For PS5, Sony still has a lot of messaging to deliver about not just how its services are evolving going into next-gen, but also what fundamental features the PS5 is going to have. Microsoft has been knocking it out of the park by branding basic things. The concept of “Smart Delivery” is effectively on both consoles with multiple current-gen games upgrading to next-gen at no cost, but Microsoft did a much better job owning the branding of it which makes Sony look like it doesn’t have a coherent solution in comparison. Microsoft executives have been heavily pushing messaging about not just the Xbox Series X, but it’s overall future plans. Sony? They’ve been quiet.

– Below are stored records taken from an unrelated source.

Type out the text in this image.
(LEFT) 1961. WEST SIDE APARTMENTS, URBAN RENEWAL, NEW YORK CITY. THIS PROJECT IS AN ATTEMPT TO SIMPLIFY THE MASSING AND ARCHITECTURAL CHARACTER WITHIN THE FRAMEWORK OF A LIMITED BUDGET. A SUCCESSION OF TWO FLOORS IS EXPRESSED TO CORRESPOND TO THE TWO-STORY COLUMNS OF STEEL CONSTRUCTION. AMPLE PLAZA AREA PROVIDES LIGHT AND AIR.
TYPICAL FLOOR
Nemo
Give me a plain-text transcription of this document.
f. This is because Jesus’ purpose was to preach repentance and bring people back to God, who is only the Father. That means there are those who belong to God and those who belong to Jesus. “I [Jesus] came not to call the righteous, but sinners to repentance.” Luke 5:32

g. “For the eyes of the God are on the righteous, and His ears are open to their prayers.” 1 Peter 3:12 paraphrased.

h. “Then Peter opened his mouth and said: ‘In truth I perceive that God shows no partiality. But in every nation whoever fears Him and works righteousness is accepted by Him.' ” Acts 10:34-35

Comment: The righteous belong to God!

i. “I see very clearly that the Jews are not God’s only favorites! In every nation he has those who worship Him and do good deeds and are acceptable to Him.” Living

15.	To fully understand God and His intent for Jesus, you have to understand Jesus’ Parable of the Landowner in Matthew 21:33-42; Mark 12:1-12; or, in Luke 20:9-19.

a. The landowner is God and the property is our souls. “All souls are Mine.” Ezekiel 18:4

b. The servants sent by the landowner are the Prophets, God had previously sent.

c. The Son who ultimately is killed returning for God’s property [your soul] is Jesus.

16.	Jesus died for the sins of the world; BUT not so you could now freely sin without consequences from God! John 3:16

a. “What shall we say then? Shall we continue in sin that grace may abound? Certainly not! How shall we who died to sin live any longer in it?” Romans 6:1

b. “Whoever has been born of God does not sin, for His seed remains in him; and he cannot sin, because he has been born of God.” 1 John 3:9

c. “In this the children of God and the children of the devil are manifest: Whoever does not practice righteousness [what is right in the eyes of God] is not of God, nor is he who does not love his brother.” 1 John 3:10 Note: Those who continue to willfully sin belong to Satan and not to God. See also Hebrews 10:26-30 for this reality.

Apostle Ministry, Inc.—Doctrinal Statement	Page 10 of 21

However, if there’s one major thing I can look at, it’s this week’s release of Ghost of Tsushima. Now that the final PS4 exclusive is out, Sony can really spend the next four months shifting gears and accelerating its next-gen messaging and launch strategy. After all, the company hasn’t needed to say much at all to generate hype around the PS5. The smallest and simplest of PS5 reveals—whether it’s the logo, the controller, or a random price rumor and the PS5 Amazon page going live—engagement on these announcements is far above anything Microsoft is seeing. Even the reveal of the PS5 game case design has gotten more engagement than Xbox’s announcement for its July 23rd first-party games showcase.
Again, with only four months to go in the countdown to launch (assuming a mid-November release date), the curious and strange next-gen messaging strategy continues to be unpredictable. We know a few key next steps, we’ve got some ethereal rumors, and there’s mountains of speculation, but there are clearly a lot more stops on the road to Holiday 2020. Aside from tomorrow’s DualSense hands-on, we really have no idea what Sony plans to do next or when they plan to do it. With Microsoft’s messaging around next-gen very clear, loud, and consistent, Sony has quite a few questions about the PS5 that still need answering.